Charles-Maurice Talleyrand-Périgord, duc de Talleyrand-Périgord

1754-1838

Une girouette sous tous les régimes

Il aurait dû être soldat. Rendu boiteux par un accident à quatre ans, il sera prêtre. En 1788, il est déjà évêque d’Autun et commence, à la veille des Etats Généraux, une longue carrière d’intrigues qui lui vaudra d’être appelé par Lamartine le “courtisan du destin” et au cours de laquelle il servira et reniera tour à tour le pouvoir en place.

Le Dictionnaire satirique des Girouettes, établi sous la Restauration par quelques journalistes spirituels, ne s’y trompe d’ailleurs pas en ne lui décernant pas moins de douze girouettes ! Ministre des Affaires étrangères en 1797, Talleyrand s’emploie, dès cette époque, à servir les intérêts de Bonaparte auprès du Directoire. Il est donc, après le 18 brumaire, l’un des courtisans les plus empressés de l’entourage du premier consul, avant de tomber en disgrâce auprès d’un empereur que ses intrigues exaspèrent et inquiètent.
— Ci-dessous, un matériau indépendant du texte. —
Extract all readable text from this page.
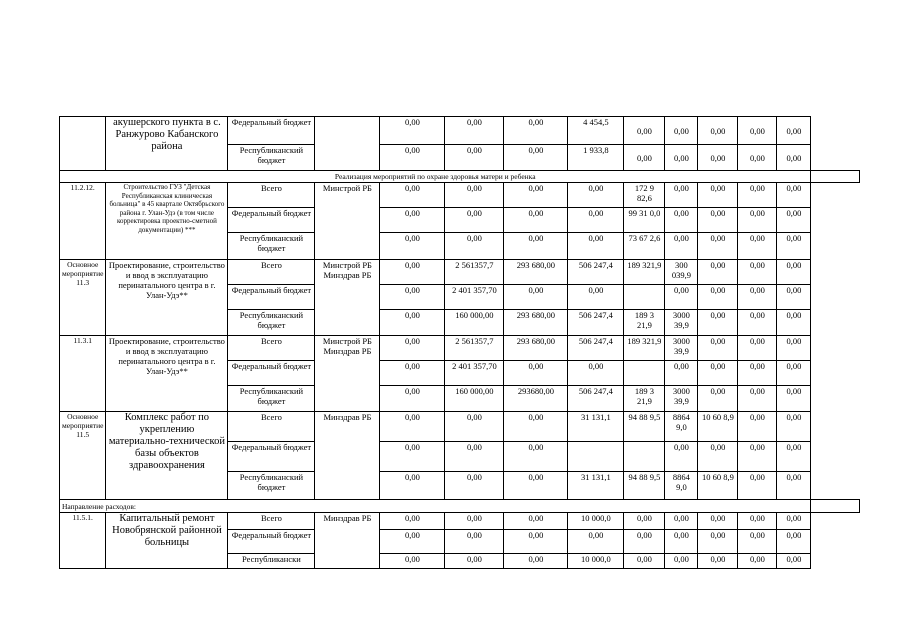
	акушерского пункта в с. Ранжурово Кабанского района	Федеральный бюджет		0,00	0,00	0,00	4 454,5	0,00	0,00	0,00	0,00	0,00	
		Республиканский бюджет		0,00	0,00	0,00	1 933,8	0,00	0,00	0,00	0,00	0,00	
Реализация мероприятий по охране здоровья матери и ребенка													
11.2.12.	Строительство ГУЗ "Детская Республиканская клиническая больница" в 45 квартале Октябрьского района г. Улан-Удэ (в том числе корректировка проектно-сметной документации) ***	Всего	Минстрой РБ	0,00	0,00	0,00	0,00	172 9 82,6	0,00	0,00	0,00	0,00	
		Федеральный бюджет		0,00	0,00	0,00	0,00	99 31 0,0	0,00	0,00	0,00	0,00	
		Республиканский бюджет		0,00	0,00	0,00	0,00	73 67 2,6	0,00	0,00	0,00	0,00	
Основное мероприятие 11.3	Проектирование, строительство и ввод в эксплуатацию перинатального центра в г. Улан-Удэ**	Всего	Минстрой РБ Минздрав РБ	0,00	2 561357,7	293 680,00	506 247,4	189 321,9	300 039,9	0,00	0,00	0,00	
		Федеральный бюджет		0,00	2 401 357,70	0,00	0,00		0,00	0,00	0,00	0,00	
		Республиканский бюджет		0,00	160 000,00	293 680,00	506 247,4	189 3 21,9	3000 39,9	0,00	0,00	0,00	
11.3.1	Проектирование, строительство и ввод в эксплуатацию перинатального центра в г. Улан-Удэ**	Всего	Минстрой РБ Минздрав РБ	0,00	2 561357,7	293 680,00	506 247,4	189 321,9	3000 39,9	0,00	0,00	0,00	
		Федеральный бюджет		0,00	2 401 357,70	0,00	0,00		0,00	0,00	0,00	0,00	
		Республиканский бюджет		0,00	160 000,00	293680,00	506 247,4	189 3 21,9	3000 39,9	0,00	0,00	0,00	
Основное мероприятие 11.5	Комплекс работ по укреплению материально-технической базы объектов здравоохранения	Всего	Минздрав РБ	0,00	0,00	0,00	31 131,1	94 88 9,5	8864 9,0	10 60 8,9	0,00	0,00	
		Федеральный бюджет		0,00	0,00	0,00			0,00	0,00	0,00	0,00	
		Республиканский бюджет		0,00	0,00	0,00	31 131,1	94 88 9,5	8864 9,0	10 60 8,9	0,00	0,00	
Направление расходов:													
11.5.1.	Капитальный ремонт Новобрянской районной больницы	Всего	Минздрав РБ	0,00	0,00	0,00	10 000,0	0,00	0,00	0,00	0,00	0,00	
		Федеральный бюджет		0,00	0,00	0,00	0,00	0,00	0,00	0,00	0,00	0,00	
		Республикански		0,00	0,00	0,00	10 000,0	0,00	0,00	0,00	0,00	0,00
Dès 1813, Talleyrand trouvera un nouvel homme fort à servir et flatter, en la personne du futur Louis XVIII. Il se lie avec les sénateurs hostiles à l’Empire et a des entrevues avec des émissaires des Bourbons. Il dictera lui-même au Sénat l’acte de déchéance de l’empereur, en avril 1814. Louis XVIII le nomme ministre des Affaires étrangères, portefeuille qu’il lui confiera à nouveau après l’intermède des Cent Jours, avant de le lui ôter sur la demande de l’empereur Alexandre, froissé par l’attitude de Talleyrand au congrès de Vienne.

Nommé pair, Talleyrand est assidu à la Chambre mais devra attendre l’avènement de Louis-Philippe pour retrouver les fonctions diplomatiques de haut rang dans lesquelles il excelle, et se voir confier l’ambassade de Londres.